Friday, January 3, 2020: 2:10 PM
Murray Hill East (New York Hilton)
Rebekah Ramsay, University of Central Asia
This paper examines early Soviet legislation against “customary crimes” – practices, like polygamy and bride-price, considered to be specific to non-European “minority nationalities” and thus to require regionally-specific criminalization – with a focus on Kazakhstan, the USSR’s largest “minority” republic. By 1920, the newly formed Kazakh Commissariat of Justice had underwritten several decrees forbidding a number of “customary” practices. In 1924, these early decrees were codified into formal Soviet law, with the addition to the RSFSR Criminal Code of a special chapter on “Customary Crimes.” After further investigation in 1927, the Criminal Code was updated in 1928 with the addition of a revised chapter on “Crimes Constituting Survivals of the Kinship System.” With the increasingly centralized and formalized criminalization of these “customs” came increasingly knotty questions about the theoretical equality of all Soviet citizens before the law (in contrast to the multiple, regionally specific legal structures of the imperial period).

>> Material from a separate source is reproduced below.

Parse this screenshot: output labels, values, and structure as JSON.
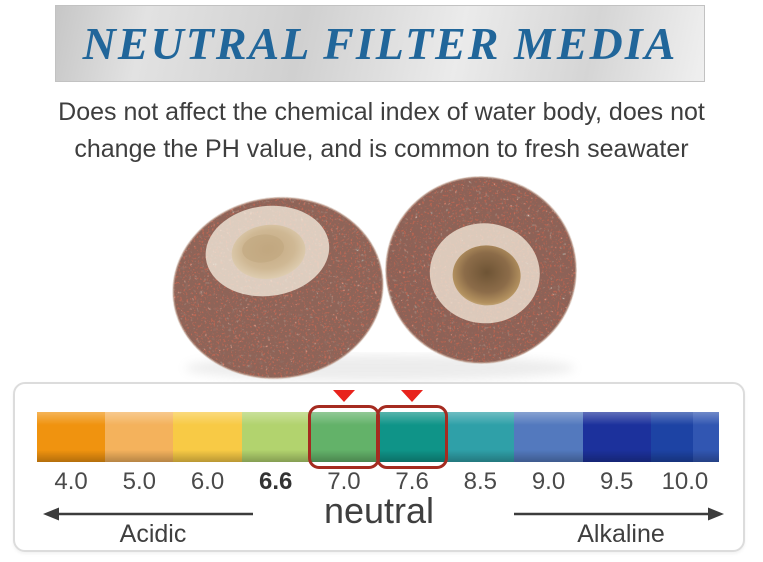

This paper focuses on multiple layers of these debates – first, discussions in central legal journals; second, discussions held in Kazakh nomadic villages; and finally, discussions at the Central Executive Committee in Moscow where the legislation was finalized in 1928. These discussions reveal how actors at multiple levels approached crime, custom, and citizenship in the formative years of Soviet state-building. They suggest that theorists and legislators saw law as a pedagogical tool to shape new citizens, rather than as a series of punitive measures, while rural Kazakh communities approached the new laws more as a system to navigate than as an ideology to adhere to. They also point to tensions inherent in early Soviet nationalities policy – and in projects of postcolonial, multiethnic citizenship more generally – as, ultimately, attempts to eradicate undesirable practices and bring “backwards” groups up to speed inscribed difference even as they sought to erase it.